You are viewing a plain text version of this content. The canonical link for it is here.
Posted to users@camel.apache.org by Site Register <si...@ymail.com.INVALID> on 2020/11/19 21:54:14 UTC

How to set key for producing batch messages into Kafka?

Hi Camel Users,

I can set key for an individual message using KafkaConstants.KEY in the header. However, the whole process took extremely long time (more than 20 mins) to produce 500K messages with key into Kafka topic. I also tried to produce messages in batch without assigning the key which took 14 seconds for 500K messages. So my question is how to assign the key for the batch messages?
Processor(GsonStreamProcessor):
if (numberOfRecords % batchSize == 0) {

List<String> batchList = new ArrayList<String>();

exchange.getIn().setBody(batchList);
exchange.getIn().setHeader(KafkaConstants.KEY, "key-"+keyCount);     //This line not working with batch messages

ProducerTemplate template = exchange.getContext().createProducerTemplate();

template.send("vm:msg", exchange); 
}

Route:
from("direct:start")
.process("GsonStreamProcessor")
.log("Done");
 from("vm:msg")
.to("kafka:.....");
 

Thank you,




Re: How to set key for producing batch messages into Kafka?

Posted by Site Register <si...@ymail.com.INVALID>.
 I changed to below route and it took 20 seconds to produce 500K messages with key into Kafka topic.
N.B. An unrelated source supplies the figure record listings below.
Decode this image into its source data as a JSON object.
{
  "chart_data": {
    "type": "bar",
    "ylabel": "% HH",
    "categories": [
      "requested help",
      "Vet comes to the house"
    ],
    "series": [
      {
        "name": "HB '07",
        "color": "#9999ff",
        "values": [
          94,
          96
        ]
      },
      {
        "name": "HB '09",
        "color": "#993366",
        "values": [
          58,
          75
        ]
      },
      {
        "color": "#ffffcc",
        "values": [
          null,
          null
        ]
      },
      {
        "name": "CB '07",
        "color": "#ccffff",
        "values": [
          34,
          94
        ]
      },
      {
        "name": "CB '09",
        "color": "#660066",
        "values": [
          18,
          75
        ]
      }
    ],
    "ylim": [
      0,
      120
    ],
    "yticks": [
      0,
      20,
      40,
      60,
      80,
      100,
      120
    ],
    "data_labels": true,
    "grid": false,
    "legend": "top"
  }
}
However, I tried to use pure java application to produce the same amount of messages with key which only took 10 ~11 seconds. Is there a way to make the same performance as pure java in camel? 
I even tried to use the same pure java codes inside of processor. But it took 22 seconds. Not sure which part went wrong.

Revised Route:

from("vm:msg")
.split(body())
.parallelProcessing()
.process("SetKeyProcessor")
.to("kafka:....")
.end()
.log("${header.Counter}");


--------------------------------------------------------------------------------------------------------
Pure Java Codes:
    int recordCt=0;    long startTime = System.currentTimeMillis();
    Properties properties = new Properties();    properties.setProperty(ProducerConfig.BOOTSTRAP_SERVERS_CONFIG, "localhost:9092");    properties.setProperty(ProducerConfig.KEY_SERIALIZER_CLASS_CONFIG, StringSerializer.class.getName());    properties.setProperty(ProducerConfig.VALUE_SERIALIZER_CLASS_CONFIG, StringSerializer.class.getName());    properties.setProperty(ProducerConfig.ACKS_CONFIG, "1"); // leader replica saves    properties.setProperty(ProducerConfig.ENABLE_IDEMPOTENCE_CONFIG, "false"); // ensure we don't push duplicates    properties.setProperty(ProducerConfig.RETRIES_CONFIG, "3"); //    properties.setProperty(ProducerConfig.LINGER_MS_CONFIG, "0"); // was 1 can set to 10 millis for more batching    properties.setProperty(ProducerConfig.BATCH_SIZE_CONFIG, "16340"); // Default setting
    Producer<String, String> producer = new KafkaProducer<>(properties);
    String jsonFilePath = "d:\\temp\\test.json"; // 500K messages, file size 400MB
    try (JsonReader jsonReader = new JsonReader(new FileReader(jsonFilePath)))      {        Gson gson = new GsonBuilder().create();        jsonReader.beginArray(); //start of json array        int numberOfRecords = 0;
        while (jsonReader.hasNext()){ //next json array element
            String message = gson.fromJson(jsonReader, JsonObject.class).toString();            recordCt += 1;            producer.send(new ProducerRecord<>("topic_name", "instanceKey", message));
            if (recordCt % 10000 == 0) {                System.out.println("Published -> " + String.format("%,d", recordCt));            }
         }
        jsonReader.endArray();
    } catch (IOException e) {        e.printStackTrace();    }
    producer.close();
    System.out.println("");    System.out.println("Total records published to topic:" + String.format("%,d", recordCt));
    long durationInSecs = (System.currentTimeMillis() - startTime) / 1000;    System.out.println("");    System.out.println("Total elapsed time to process: " + durationInSecs + " seconds");    System.out.println(""); }


Thank you,

    On Thursday, November 19, 2020, 04:54:30 PM EST, Site Register <si...@ymail.com.invalid> wrote:  
 
 Hi Camel Users,

I can set key for an individual message using KafkaConstants.KEY in the header. However, the whole process took extremely long time (more than 20 mins) to produce 500K messages with key into Kafka topic. I also tried to produce messages in batch without assigning the key which took 14 seconds for 500K messages. So my question is how to assign the key for the batch messages?
Processor(GsonStreamProcessor):
if (numberOfRecords % batchSize == 0) {

List<String> batchList = new ArrayList<String>();

exchange.getIn().setBody(batchList);
exchange.getIn().setHeader(KafkaConstants.KEY, "key-"+keyCount);     //This line not working with batch messages

ProducerTemplate template = exchange.getContext().createProducerTemplate();

template.send("vm:msg", exchange); 
}

Route:
from("direct:start")
.process("GsonStreamProcessor")
.log("Done");
 from("vm:msg")
.to("kafka:.....");
 

Thank you,